A space to discuss GraphQL queries, mutations, troubleshooting, throttling, and best practices.
Hi guys, hope you are having a good day. I am trying to learn shopify but I am really stuck. I have gone through the whole tutorial available but still do not understand how to perform a REST API Call with the API key info..
I want to be able to query a json file with GET, but cannot seem to connect without any error. I have posted in the shopify forum but have had no response. I feel like I am missing something really obvious. I have spent hours looking around the documentation and cannot get this to work.
I keep getting the error "errors: '[API] Invalid API key or access token (unrecognized login or wrong password)' " from the code to try to access that JSON.
fetch('https://<API-KEY>:<API-SECRET-KEY>@test-store-cap.myshopify.com/admin/api/2020-07/checkouts.json')

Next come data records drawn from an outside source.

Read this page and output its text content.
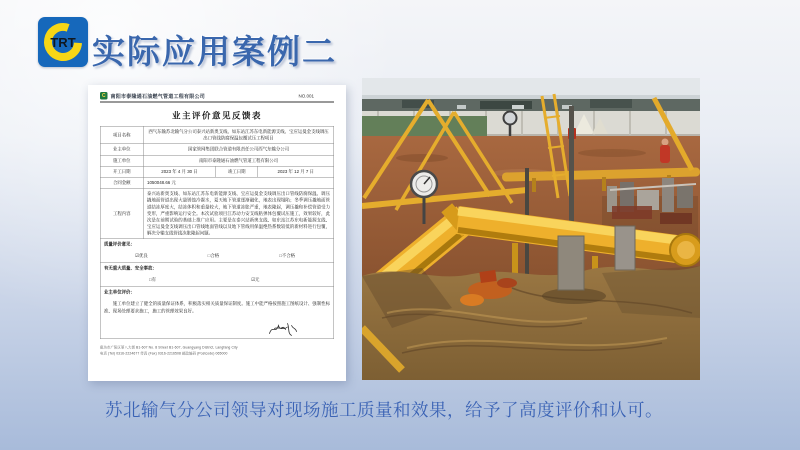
TRT 实际应用案例二
C 南阳市泰隆通石油燃气管道工程有限公司	NO.001
业主评价意见反馈表
项目名称	西气东输苏北输气分公司泰兴站新奥支线、如东站江苏东电新能源支线、宝应运曼金支线调压出口管线防腐保温包覆试压工程项目		
业主单位	国家管网集团联合管道有限责任公司西气东输分公司		
施工单位	南阳市泰隆通石油燃气管道工程有限公司		
开工日期	2023 年 4 月 30 日	竣工日期	2023 年 12 月 7 日
合同金额	1050048.66 元		
工程内容	泰兴站新奥支线、如东站江苏东电新能源支线、宝应运曼金支线调压出口管线防腐保温。调压撬地面管道出现大量锈蚀冷凝水，夏天地下管道逐渐融化，地表出现塌陷；冬季调压撬地面管道结冻厚度大，结冻体积和重量较大，地下管道冻胀严重，地表隆起，调压撬和补偿管道受力变形，严重影响运行安全。本次试验项目江苏动力安支线粘弹体包覆试压施工，效果较好，此次是在前期试验的基础上推广应用。主要是在泰兴站新奥支线、如东站江苏东电新能源支线、宝应运曼金支线调压出口管线地面管线以及地下管线用保温绝热系数较低的新材料进行包覆，解决分输支线管线冻胀隆起问题。		

质量评价意见：
☑优良 □合格 □不合格			

有无重大质量、安全事故：
□有 ☑无			

业主单位评价：
施工单位建立了健全的质量保证体系，积极落实相关质量保证制度。施工中能严格按照施工图纸设计、强制性标准、现场处理要求施工，施工的管理效果良好。			
廊坊市广阳区第八大街 B1-607 No. 8 Street B1-607, Guangyang District, Langfang City
电话 (Tel) 0316-2224677 传真 (Fax) 0316-2216508 邮政编码 (Postcode) 065000
苏北输气分公司领导对现场施工质量和效果，给予了高度评价和认可。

.then(response => response.json()) .then((jsonData) => {
// jsonData is parsed json object received from url
var data = jsonData;
for (var i = 0; i < data.length; i++)
{
var obj = data[i];
console.log("Email: " + obj.email + ", Phone Number: " + obj.phone);
}
console.log(jsonData)
})
.catch((error) => {
// handle your errors here
console.error(error)
})
I honestly have no idea it keeps giving me this error, despite explicitly using the api key in the URL (I have taken mine out). I haven't used the imported ones from .env yet as I am just trying to get this test working before I make it adaptable. I got this code from stack overflow and I am completely out of ideas. I heard btoa was required but that did not work either. Any help is greatly appreciated.
bump
Have you tried generating a new api key set? There may be an issue with the current one.

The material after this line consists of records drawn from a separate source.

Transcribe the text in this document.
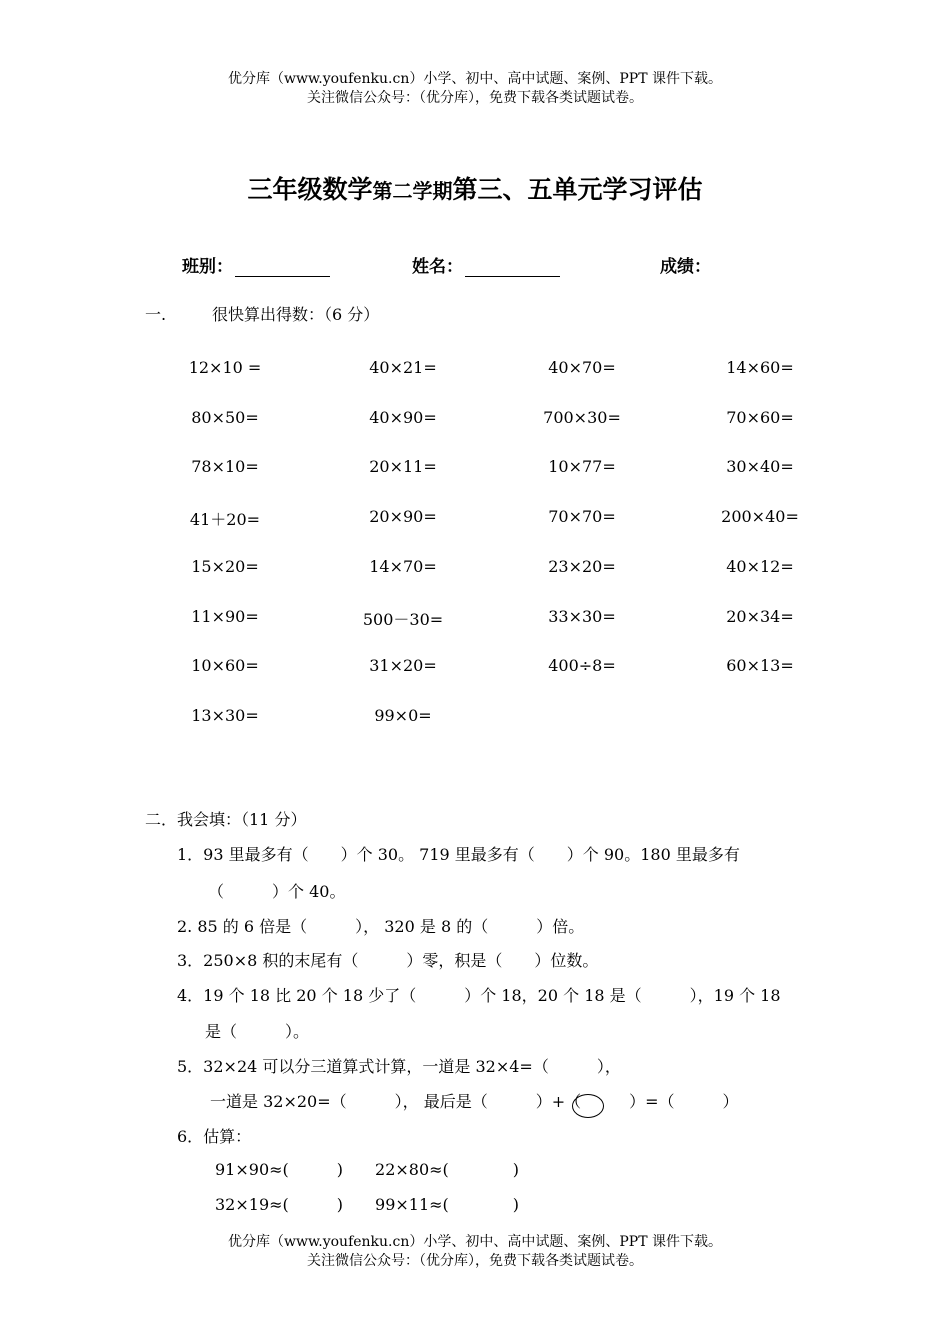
优分库（www.youfenku.cn）小学、初中、高中试题、案例、PPT 课件下载。
关注微信公众号：（优分库），免费下载各类试题试卷。
三年级数学第二学期第三、五单元学习评估
班别：	姓名：	成绩：
一.	很快算出得数：（6 分）
12×10 =	40×21=	40×70=	14×60=
80×50=	40×90=	700×30=	70×60=
78×10=	20×11=	10×77=	30×40=
41＋20=	20×90=	70×70=	200×40=
15×20=	14×70=	23×20=	40×12=
11×90=	500－30=	33×30=	20×34=
10×60=	31×20=	400÷8=	60×13=
13×30=	99×0=
二．我会填：（11 分）
1．93 里最多有（　　）个 30。 719 里最多有（　　）个 90。180 里最多有
（　　　）个 40。
2. 85 的 6 倍是（　　　）， 320 是 8 的（　　　）倍。
3．250×8 积的末尾有（　　　）零，积是（　　）位数。
4．19 个 18 比 20 个 18 少了（　　　）个 18，20 个 18 是（　　　），19 个 18
是（　　　）。
5．32×24 可以分三道算式计算，一道是 32×4=（　　　），
一道是 32×20=（　　　）， 最后是（　　　）+（　　　）=（　　　）
6．估算：
91×90≈(　　　)　　22×80≈(　　　　)
32×19≈(　　　)　　99×11≈(　　　　)
优分库（www.youfenku.cn）小学、初中、高中试题、案例、PPT 课件下载。
关注微信公众号：（优分库），免费下载各类试题试卷。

Another thought, just to verify. Are you creating a private app or public one?
@Martin_Caumno I haven't tried that but I will do. Also I am creating a public one but I am not sure how the security vulnerabilities of using the Admin API would work out, however I do not see a way to get the checkouts data other than using the Admin API
Ah. There is your issue. The method of calling the API that you are using is for private apps. Public apps need to go through an Oauth handshake then you can get a permanent access token for that store. Once you have that token it can be used on the public app API. To tell the difference, the private ones have the 'key: secret@' in the beginning. The public ones just have the single token in the middle.
Sorry. I was not at my computer so I could not give a more detailed answer. Essentially there are security risks with both private and public apps. One advantage of public apps is that you can ask for specific permissions from the store at install. This means that if someone (ie a hacker) gets your token then they would only be able to complete actions you have asked permissions for. Private apps do not need to ask for permissions and this makes their keys a lot more dangerous. No matter which route you go, make sure you secure your token/keys. They should never be in the source code (or handled in anyway really) on the front end. This risks exposing them. Instead they should be handled by your server making calls from your server side.

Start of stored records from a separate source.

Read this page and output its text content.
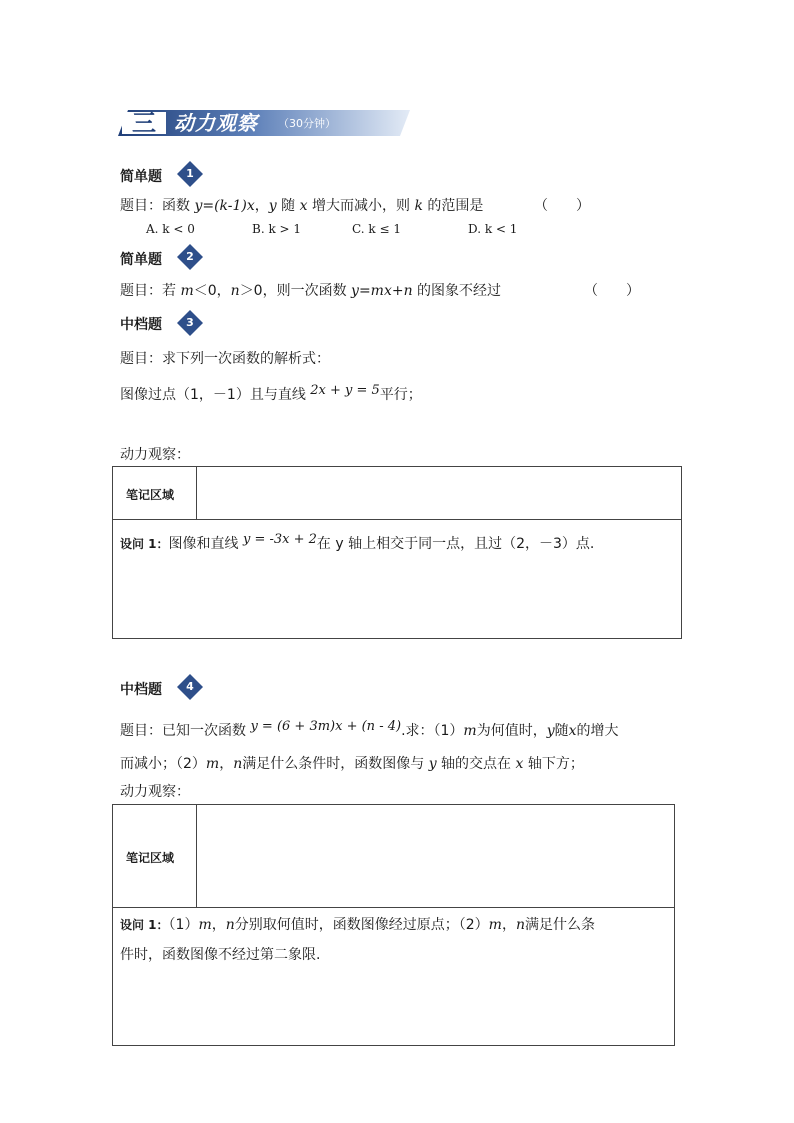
三 动力观察 （30分钟）
简单题	1
题目：函数 y=(k-1)x，y 随 x 增大而减小，则 k 的范围是	（　　）
A. k < 0	B. k > 1	C. k ≤ 1	D. k < 1
简单题	2
题目：若 m＜0，n＞0，则一次函数 y=mx+n 的图象不经过	（　　）
中档题	3
题目：求下列一次函数的解析式：
图像过点（1，－1）且与直线 2x + y = 5平行；
动力观察：
笔记区域
设问 1：图像和直线 y = -3x + 2在 y 轴上相交于同一点，且过（2，－3）点.
中档题	4
题目：已知一次函数 y = (6 + 3m)x + (n - 4).求：（1）m为何值时，y随x的增大
而减小；（2）m，n满足什么条件时，函数图像与 y 轴的交点在 x 轴下方；
动力观察：
笔记区域
设问 1：（1）m，n分别取何值时，函数图像经过原点；（2）m，n满足什么条
件时，函数图像不经过第二象限.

That being said, you are correct that getting checkout information is pretty much only available from the REST API. I would definitely recommend studying more about how to make a public app. There are multiple tutorials out there for languages such as Ruby or Node.js. I also have written a bare-bones starter app in PHP that is available on GitHub. You can check it out here: https://github.com/XenithTech/php-shopify-app-skeleton. It should be easily translatable into another language if you would rather not use PHP. It you have any other questions or issues just let me know, either on here or on GitHub and I will be glad to help you out.
Thanks for all of the help @Martin_Caum , really appreciate it. I've used php a lot in the past so that sounds great, thanks, I'll give it a try. I'll let you know if I have any issues!
Hi @Martin_Caum , I am currently working through your tutorial but I am stuck on a couple of bits. For the database, would that be fine as any local MySql server such as WAMP / AMMPS? And I am not sure whether the error is because I haven't created the database, but when I click 'install to development store' it brings up the index page but does nothing else- am I suppose to write the code here to install the app?
Many thanks, Sam 🙂
You should be able to use any database you would like. If you use MySQL to work with the database everything should work fine. If you use something other than MySQL than all code working with databases would need to be re-written. As far as the blank index. It should have a title on it listing the store and clientId. But I imagine this would not work without the database being setup. Once you get that working then yes, the index.php is where you start setting up your app. The system in my GitHub gets you through the install/Oauth process but the app doesn't do anything at that point. So you would then need to build out your UI and whatever calls you need your app to do. If you need assistance on that part let me know and I would be glad to help out.